Sometimes you change how you're doing things because priorities change, and get a radical improvement, like Python's 3.6 Dict. Most of the time, you don't. One step at a time. Not being able to break backwards compatibility hinders the designer, if they realise a trade-off they've made was a mistake. So you get stuck with some features you'd rather not have.

[0] https://wiki.python.org/moin/GlobalInterpreterLock


To be fair, all of the aspects of the language itself you mentioned apply to JavaScript (save perhaps differences in how literally it takes `int`, etc. being objects vs. JavaScript's unboxed `number`, etc.). I suspect most of the difference is that one has had three of the largest corporations in the country competing to have the fastest implementation, in some cases for decades, and the other hasn't.

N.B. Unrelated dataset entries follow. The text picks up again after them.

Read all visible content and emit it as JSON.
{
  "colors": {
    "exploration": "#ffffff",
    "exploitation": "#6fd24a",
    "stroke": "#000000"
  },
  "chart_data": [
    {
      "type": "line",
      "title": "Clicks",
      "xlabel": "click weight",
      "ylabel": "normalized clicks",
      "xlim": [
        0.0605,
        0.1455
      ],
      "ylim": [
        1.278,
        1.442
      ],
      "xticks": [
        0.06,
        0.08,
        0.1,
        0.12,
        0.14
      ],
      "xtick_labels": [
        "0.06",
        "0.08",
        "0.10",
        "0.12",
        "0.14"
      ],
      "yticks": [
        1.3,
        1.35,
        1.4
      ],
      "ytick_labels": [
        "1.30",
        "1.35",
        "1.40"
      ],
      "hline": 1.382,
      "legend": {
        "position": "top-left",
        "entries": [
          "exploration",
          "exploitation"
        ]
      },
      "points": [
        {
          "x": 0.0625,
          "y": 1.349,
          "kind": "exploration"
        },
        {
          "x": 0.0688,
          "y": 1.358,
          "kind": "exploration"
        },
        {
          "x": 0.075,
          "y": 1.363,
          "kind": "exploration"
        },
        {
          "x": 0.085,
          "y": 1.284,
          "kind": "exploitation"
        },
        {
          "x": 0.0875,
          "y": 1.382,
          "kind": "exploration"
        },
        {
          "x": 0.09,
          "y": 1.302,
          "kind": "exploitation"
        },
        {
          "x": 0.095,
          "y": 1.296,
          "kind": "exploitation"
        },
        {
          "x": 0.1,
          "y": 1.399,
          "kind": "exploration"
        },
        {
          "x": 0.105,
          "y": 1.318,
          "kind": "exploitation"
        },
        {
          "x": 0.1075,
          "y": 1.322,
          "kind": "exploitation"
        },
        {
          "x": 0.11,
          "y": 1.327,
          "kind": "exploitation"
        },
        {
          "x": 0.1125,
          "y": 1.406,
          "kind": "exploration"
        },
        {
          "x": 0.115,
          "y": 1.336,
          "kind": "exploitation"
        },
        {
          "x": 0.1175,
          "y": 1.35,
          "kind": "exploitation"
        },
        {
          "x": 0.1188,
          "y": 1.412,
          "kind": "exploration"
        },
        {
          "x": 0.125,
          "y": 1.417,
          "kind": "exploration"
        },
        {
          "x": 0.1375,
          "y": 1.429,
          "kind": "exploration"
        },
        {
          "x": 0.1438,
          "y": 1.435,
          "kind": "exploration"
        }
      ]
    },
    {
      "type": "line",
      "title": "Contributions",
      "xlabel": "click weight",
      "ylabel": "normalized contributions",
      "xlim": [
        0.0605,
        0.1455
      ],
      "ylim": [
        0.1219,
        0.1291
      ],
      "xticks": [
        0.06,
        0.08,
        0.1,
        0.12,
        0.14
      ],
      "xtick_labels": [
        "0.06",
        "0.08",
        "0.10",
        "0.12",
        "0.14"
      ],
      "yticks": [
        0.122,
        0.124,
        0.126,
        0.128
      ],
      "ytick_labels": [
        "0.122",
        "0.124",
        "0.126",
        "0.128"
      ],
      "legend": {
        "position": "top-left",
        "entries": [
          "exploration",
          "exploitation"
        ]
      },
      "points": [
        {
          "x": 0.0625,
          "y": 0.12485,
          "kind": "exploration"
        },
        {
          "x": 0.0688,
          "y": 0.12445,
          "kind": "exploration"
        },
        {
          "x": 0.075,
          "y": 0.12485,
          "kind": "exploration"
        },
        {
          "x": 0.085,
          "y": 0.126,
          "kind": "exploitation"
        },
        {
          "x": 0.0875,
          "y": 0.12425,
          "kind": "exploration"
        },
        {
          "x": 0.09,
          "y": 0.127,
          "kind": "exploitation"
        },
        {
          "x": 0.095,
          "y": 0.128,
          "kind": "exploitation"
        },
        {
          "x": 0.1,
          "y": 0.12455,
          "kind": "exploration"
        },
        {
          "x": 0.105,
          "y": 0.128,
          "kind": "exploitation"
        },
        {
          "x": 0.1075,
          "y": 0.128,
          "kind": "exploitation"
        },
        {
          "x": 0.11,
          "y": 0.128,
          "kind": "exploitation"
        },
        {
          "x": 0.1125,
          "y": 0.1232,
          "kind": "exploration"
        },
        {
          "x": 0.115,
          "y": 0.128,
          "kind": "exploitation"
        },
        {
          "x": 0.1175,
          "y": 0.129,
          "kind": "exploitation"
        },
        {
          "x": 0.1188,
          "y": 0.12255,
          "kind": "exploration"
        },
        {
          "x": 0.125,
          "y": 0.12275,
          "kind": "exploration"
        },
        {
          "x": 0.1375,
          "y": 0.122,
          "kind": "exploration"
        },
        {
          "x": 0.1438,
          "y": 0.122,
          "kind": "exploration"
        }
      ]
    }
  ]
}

I think a bigger reason is that Python prioritizes simplicity of internal implementation.

To be sure, the internal implementation of CPython (the only one I'm familiar with) is complicated as hell. But it's a whole lot simpler than any fast JavaScript runtime I've ever used. I think that's the result of a conscious choice by the maintainers/BDFL/community in Python, not a side effect of it having less funding (assuming that's the case).


The primary difference is Javascript has serious JIT's as the normal case of running Javascript while Python is normally interpreted.